Now that a supervisor at the Beauval Indian Residential School in northern Saskatchewan has been charged with abusing boys in his care, a former student and worker says he always suspected children were being abused.

Armand Fiddler told CBC News he never got over being at the Beauval school in the 1960s. He said he was never sexually abused during his time at the school, but he believes his brothers and nephews were.

For two years, Fiddler worked as an assistant boys supervisor in Beauval, directly under Paul Leroux, who's facing 13 counts of indecent assault against boys ranging in age from three to 18.

Fiddler said Leroux singled out a boy to sleep close to Leroux's room and believes that boy was sexually assaulted.

But Fiddler said he doubted anyone in the rigid residential school system would have listened to him at the time.

"There was no way for me to tell anybody anyway," Fiddler told CBC News. "I don't think I would have been believed anyway."

Leroux has already been convicted of abusing boys at another residential school in Inuvik, Northwest Territories. He will make his first court appearance on these latest charges next week.

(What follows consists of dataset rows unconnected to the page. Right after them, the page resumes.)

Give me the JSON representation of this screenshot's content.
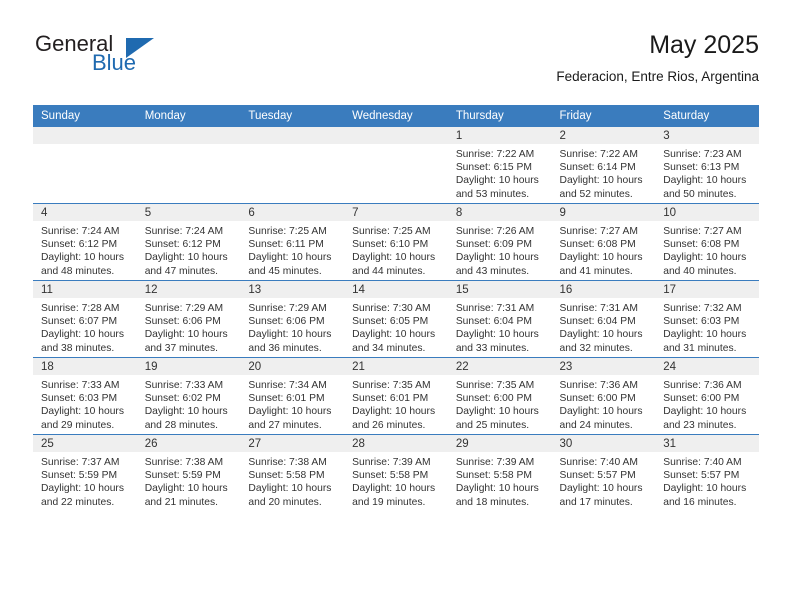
{
  "logo": {
    "word_top": "General",
    "word_bottom": "Blue",
    "triangle_color": "#1f6ab0"
  },
  "header": {
    "title": "May 2025",
    "subtitle": "Federacion, Entre Rios, Argentina"
  },
  "colors": {
    "header_band": "#3a7cbe",
    "daynum_band": "#efefef",
    "text": "#333333"
  },
  "weekday_headers": [
    "Sunday",
    "Monday",
    "Tuesday",
    "Wednesday",
    "Thursday",
    "Friday",
    "Saturday"
  ],
  "labels": {
    "sunrise_prefix": "Sunrise:",
    "sunset_prefix": "Sunset:",
    "daylight_prefix": "Daylight:"
  },
  "weeks": [
    [
      {
        "day": "",
        "empty": true
      },
      {
        "day": "",
        "empty": true
      },
      {
        "day": "",
        "empty": true
      },
      {
        "day": "",
        "empty": true
      },
      {
        "day": "1",
        "sunrise": "Sunrise: 7:22 AM",
        "sunset": "Sunset: 6:15 PM",
        "daylight": "Daylight: 10 hours and 53 minutes."
      },
      {
        "day": "2",
        "sunrise": "Sunrise: 7:22 AM",
        "sunset": "Sunset: 6:14 PM",
        "daylight": "Daylight: 10 hours and 52 minutes."
      },
      {
        "day": "3",
        "sunrise": "Sunrise: 7:23 AM",
        "sunset": "Sunset: 6:13 PM",
        "daylight": "Daylight: 10 hours and 50 minutes."
      }
    ],
    [
      {
        "day": "4",
        "sunrise": "Sunrise: 7:24 AM",
        "sunset": "Sunset: 6:12 PM",
        "daylight": "Daylight: 10 hours and 48 minutes."
      },
      {
        "day": "5",
        "sunrise": "Sunrise: 7:24 AM",
        "sunset": "Sunset: 6:12 PM",
        "daylight": "Daylight: 10 hours and 47 minutes."
      },
      {
        "day": "6",
        "sunrise": "Sunrise: 7:25 AM",
        "sunset": "Sunset: 6:11 PM",
        "daylight": "Daylight: 10 hours and 45 minutes."
      },
      {
        "day": "7",
        "sunrise": "Sunrise: 7:25 AM",
        "sunset": "Sunset: 6:10 PM",
        "daylight": "Daylight: 10 hours and 44 minutes."
      },
      {
        "day": "8",
        "sunrise": "Sunrise: 7:26 AM",
        "sunset": "Sunset: 6:09 PM",
        "daylight": "Daylight: 10 hours and 43 minutes."
      },
      {
        "day": "9",
        "sunrise": "Sunrise: 7:27 AM",
        "sunset": "Sunset: 6:08 PM",
        "daylight": "Daylight: 10 hours and 41 minutes."
      },
      {
        "day": "10",
        "sunrise": "Sunrise: 7:27 AM",
        "sunset": "Sunset: 6:08 PM",
        "daylight": "Daylight: 10 hours and 40 minutes."
      }
    ],
    [
      {
        "day": "11",
        "sunrise": "Sunrise: 7:28 AM",
        "sunset": "Sunset: 6:07 PM",
        "daylight": "Daylight: 10 hours and 38 minutes."
      },
      {
        "day": "12",
        "sunrise": "Sunrise: 7:29 AM",
        "sunset": "Sunset: 6:06 PM",
        "daylight": "Daylight: 10 hours and 37 minutes."
      },
      {
        "day": "13",
        "sunrise": "Sunrise: 7:29 AM",
        "sunset": "Sunset: 6:06 PM",
        "daylight": "Daylight: 10 hours and 36 minutes."
      },
      {
        "day": "14",
        "sunrise": "Sunrise: 7:30 AM",
        "sunset": "Sunset: 6:05 PM",
        "daylight": "Daylight: 10 hours and 34 minutes."
      },
      {
        "day": "15",
        "sunrise": "Sunrise: 7:31 AM",
        "sunset": "Sunset: 6:04 PM",
        "daylight": "Daylight: 10 hours and 33 minutes."
      },
      {
        "day": "16",
        "sunrise": "Sunrise: 7:31 AM",
        "sunset": "Sunset: 6:04 PM",
        "daylight": "Daylight: 10 hours and 32 minutes."
      },
      {
        "day": "17",
        "sunrise": "Sunrise: 7:32 AM",
        "sunset": "Sunset: 6:03 PM",
        "daylight": "Daylight: 10 hours and 31 minutes."
      }
    ],
    [
      {
        "day": "18",
        "sunrise": "Sunrise: 7:33 AM",
        "sunset": "Sunset: 6:03 PM",
        "daylight": "Daylight: 10 hours and 29 minutes."
      },
      {
        "day": "19",
        "sunrise": "Sunrise: 7:33 AM",
        "sunset": "Sunset: 6:02 PM",
        "daylight": "Daylight: 10 hours and 28 minutes."
      },
      {
        "day": "20",
        "sunrise": "Sunrise: 7:34 AM",
        "sunset": "Sunset: 6:01 PM",
        "daylight": "Daylight: 10 hours and 27 minutes."
      },
      {
        "day": "21",
        "sunrise": "Sunrise: 7:35 AM",
        "sunset": "Sunset: 6:01 PM",
        "daylight": "Daylight: 10 hours and 26 minutes."
      },
      {
        "day": "22",
        "sunrise": "Sunrise: 7:35 AM",
        "sunset": "Sunset: 6:00 PM",
        "daylight": "Daylight: 10 hours and 25 minutes."
      },
      {
        "day": "23",
        "sunrise": "Sunrise: 7:36 AM",
        "sunset": "Sunset: 6:00 PM",
        "daylight": "Daylight: 10 hours and 24 minutes."
      },
      {
        "day": "24",
        "sunrise": "Sunrise: 7:36 AM",
        "sunset": "Sunset: 6:00 PM",
        "daylight": "Daylight: 10 hours and 23 minutes."
      }
    ],
    [
      {
        "day": "25",
        "sunrise": "Sunrise: 7:37 AM",
        "sunset": "Sunset: 5:59 PM",
        "daylight": "Daylight: 10 hours and 22 minutes."
      },
      {
        "day": "26",
        "sunrise": "Sunrise: 7:38 AM",
        "sunset": "Sunset: 5:59 PM",
        "daylight": "Daylight: 10 hours and 21 minutes."
      },
      {
        "day": "27",
        "sunrise": "Sunrise: 7:38 AM",
        "sunset": "Sunset: 5:58 PM",
        "daylight": "Daylight: 10 hours and 20 minutes."
      },
      {
        "day": "28",
        "sunrise": "Sunrise: 7:39 AM",
        "sunset": "Sunset: 5:58 PM",
        "daylight": "Daylight: 10 hours and 19 minutes."
      },
      {
        "day": "29",
        "sunrise": "Sunrise: 7:39 AM",
        "sunset": "Sunset: 5:58 PM",
        "daylight": "Daylight: 10 hours and 18 minutes."
      },
      {
        "day": "30",
        "sunrise": "Sunrise: 7:40 AM",
        "sunset": "Sunset: 5:57 PM",
        "daylight": "Daylight: 10 hours and 17 minutes."
      },
      {
        "day": "31",
        "sunrise": "Sunrise: 7:40 AM",
        "sunset": "Sunset: 5:57 PM",
        "daylight": "Daylight: 10 hours and 16 minutes."
      }
    ]
  ]
}
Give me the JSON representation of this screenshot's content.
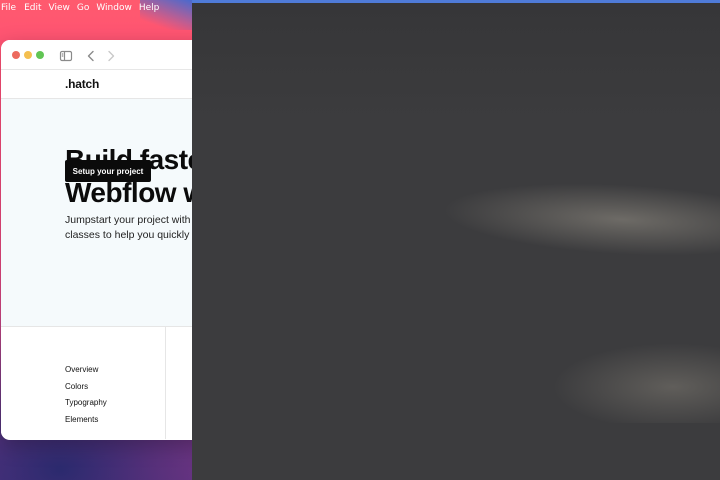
{
  "menubar": {
    "items": [
      "File",
      "Edit",
      "View",
      "Go",
      "Window",
      "Help"
    ]
  },
  "browser": {
    "traffic_lights": [
      "close",
      "minimize",
      "maximize"
    ],
    "toolbar_icons": [
      "sidebar-toggle-icon",
      "chevron-left-icon",
      "chevron-right-icon"
    ]
  },
  "site": {
    "logo": ".hatch",
    "hero": {
      "title_line1": "Build faste",
      "title_line2": "Webflow w",
      "text_line1": "Jumpstart your project with",
      "text_line2": "classes to help you quickly b",
      "cta_label": "Setup your project"
    },
    "nav": {
      "items": [
        "Overview",
        "Colors",
        "Typography",
        "Elements"
      ]
    }
  },
  "colors": {
    "overlay": "#3c3c3e",
    "hero_bg": "#f5fafc",
    "cta_bg": "#0b0b0b"
  }
}
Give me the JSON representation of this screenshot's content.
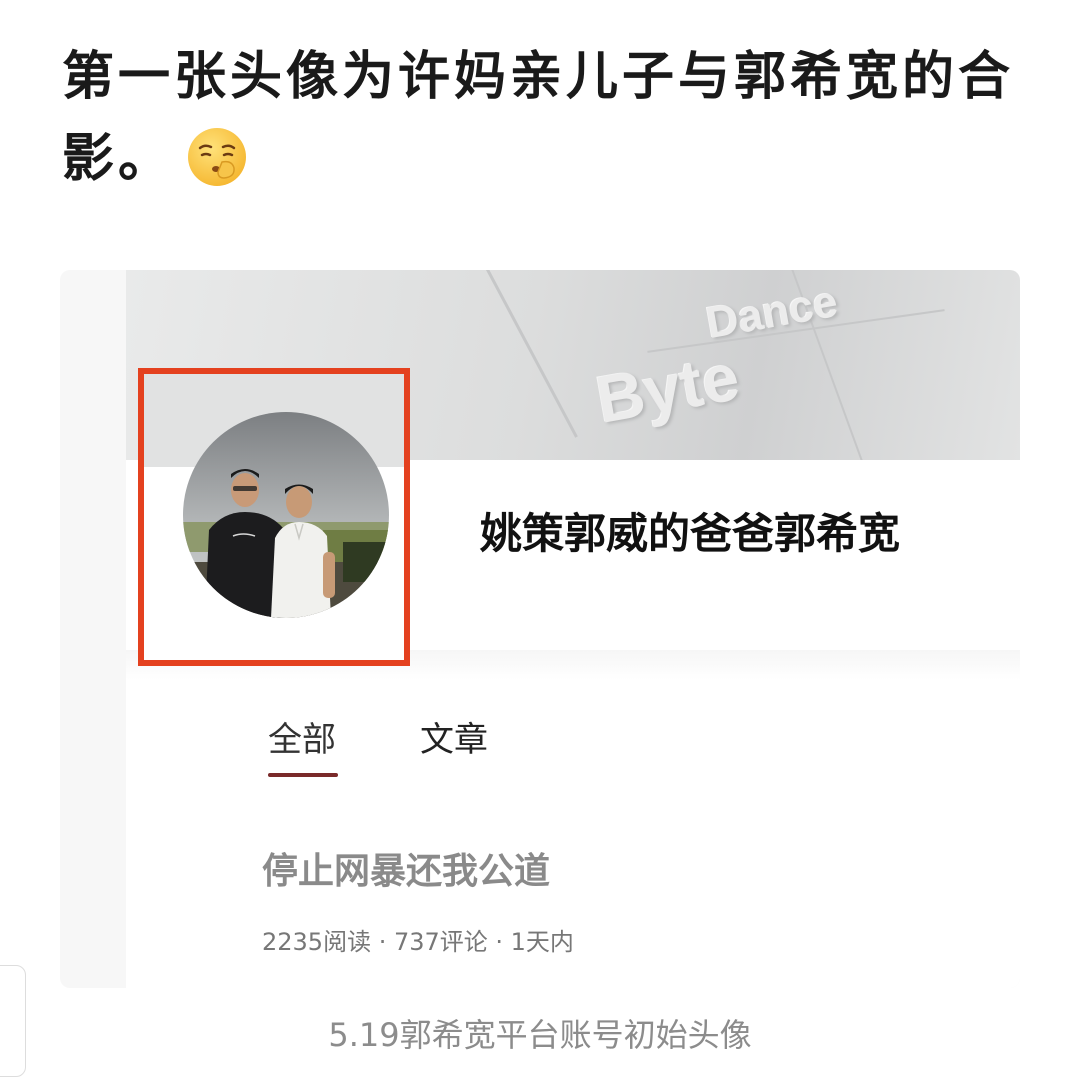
{
  "post": {
    "text": "第一张头像为许妈亲儿子与郭希宽的合影。",
    "emoji": "shushing-face-emoji"
  },
  "screenshot_card": {
    "banner": {
      "word_1": "Dance",
      "word_2": "Byte"
    },
    "profile": {
      "name": "姚策郭威的爸爸郭希宽",
      "avatar": "avatar-two-men-photo"
    },
    "tabs": [
      {
        "label": "全部",
        "active": true
      },
      {
        "label": "文章",
        "active": false
      }
    ],
    "article": {
      "title": "停止网暴还我公道",
      "meta": "2235阅读 · 737评论 · 1天内"
    },
    "highlight_color": "#e4411f",
    "tab_underline_color": "#7a2a2a"
  },
  "caption": "5.19郭希宽平台账号初始头像"
}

In an email sent to CBC News, Leroux said many of his convictions in Inuvik were wrongful. He also denied any wrongdoing in Beauval, calling the charges "false" and "copy-cat" in the email. Leroux said the laying of the charges was irresponsible.

Police started their investigation in the Saskatchewan case three years ago.

Leroux is now 70 years old and living in Vancouver. He was arrested in late September.